Question

How do I interpert PCA before differential expression analysis

1

Entering edit mode

3 months ago

gogeni5529 ▴ 80

I want to do a differential expression analysis for a data set with six conditions. I started with the EDA, but after plotting my PCA I see two samples, which can be considered outliers.

I know that s4 might be one because in the sequencing we got "only" 2M reads while the others have a lot more, bit how can I figure out why sample s2 is showing such a behaviour?

The fastqc run didn't show any difference, duplication is normal GC is good. Is there a way to understand better, how the counts differ from the other samples?

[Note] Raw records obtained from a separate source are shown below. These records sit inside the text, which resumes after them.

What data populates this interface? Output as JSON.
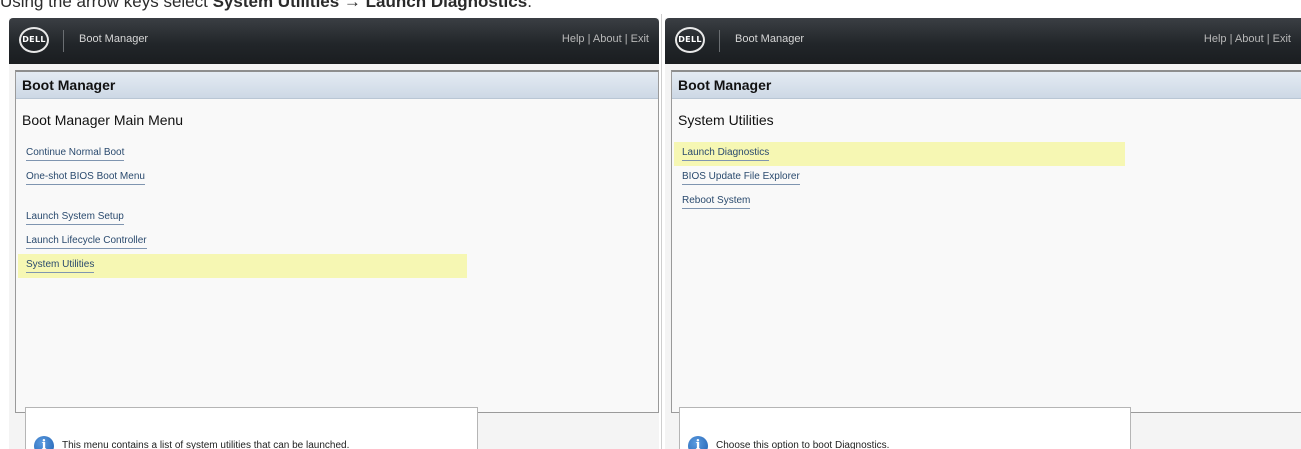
{
  "instruction": {
    "prefix": "Using the arrow keys select ",
    "step1": "System Utilities",
    "arrow": " → ",
    "step2": "Launch Diagnostics",
    "suffix": "."
  },
  "left_panel": {
    "topbar": {
      "logo": "DELL",
      "title": "Boot Manager",
      "help": "Help",
      "about": "About",
      "exit": "Exit",
      "separator": " | "
    },
    "header": "Boot Manager",
    "section_title": "Boot Manager Main Menu",
    "items": [
      {
        "label": "Continue Normal Boot"
      },
      {
        "label": "One-shot BIOS Boot Menu"
      },
      {
        "label": "Launch System Setup"
      },
      {
        "label": "Launch Lifecycle Controller"
      },
      {
        "label": "System Utilities"
      }
    ],
    "selected_index": 4,
    "info": "This menu contains a list of system utilities that can be launched."
  },
  "right_panel": {
    "topbar": {
      "logo": "DELL",
      "title": "Boot Manager",
      "help": "Help",
      "about": "About",
      "exit": "Exit",
      "separator": " | "
    },
    "header": "Boot Manager",
    "section_title": "System Utilities",
    "items": [
      {
        "label": "Launch Diagnostics"
      },
      {
        "label": "BIOS Update File Explorer"
      },
      {
        "label": "Reboot System"
      }
    ],
    "selected_index": 0,
    "info": "Choose this option to boot Diagnostics."
  },
  "colors": {
    "highlight": "#f6f7b3",
    "header_bar": "#d6dfea",
    "topbar": "#23272b",
    "link": "#2a4a6e"
  },
  "icons": {
    "logo": "dell-logo",
    "info": "info-icon"
  }
}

my code and plot are shown below?

thanks

sampleDists <- dist(t(assay(vsd.cts)))
sampleDistMatrix <- as.matrix( sampleDists )
colnames(sampleDistMatrix) <- colData(vsd.cts)$sample
rownames(sampleDistMatrix) <- colData(vsd.cts)$sample
... # setting colors
pcaData <- plotPCA(vsd.cts, intgroup = c("sample", "condition", "treatment"), returnData = TRUE)
percentVar <- round(100 * attr(pcaData, "percentVar"))
# When the warning Consider increasing max.overlaps or similar comes
# options("ggrepel.max.overlaps", default = Inf) or 
options(ggrepel.max.overlaps = Inf)

ggplot(pcaData, aes(x = PC1, y = PC2, color = treatment, shape = condition )) +
  geom_point() + 
  scale_color_manual(values = c25[1:nr_treatment]) +
  geom_text_repel(aes(PC1, PC2, label = pcaData$name),size = 2)  +
  xlab(paste0("PC1: ", percentVar[1], "% variance")) +
  ylab(paste0("PC2: ", percentVar[2], "% variance")) +
#  coord_fixed() +
#  theme(plot.margin=grid::unit(c(0,0,0,0), "mm")) +
  ggtitle("PCA with vst-transformed data, colored by conditions") +
  labs(shape = "Condition", color = "Treatment" )

PCA

EDA DESeq2 PCA QC • 961 views

ADD COMMENT • link updated 3 months ago by Mensur Dlakic ★ 30k • written 3 months ago by gogeni5529 ▴ 80

1

Entering edit mode

https://www.bioconductor.org/packages/devel/bioc/vignettes/DEGreport/inst/doc/DEGreport.html

I'm not sure, but this tool may be helpful for you. It will tell you correlations between PC components and covariates, lib.size and etc.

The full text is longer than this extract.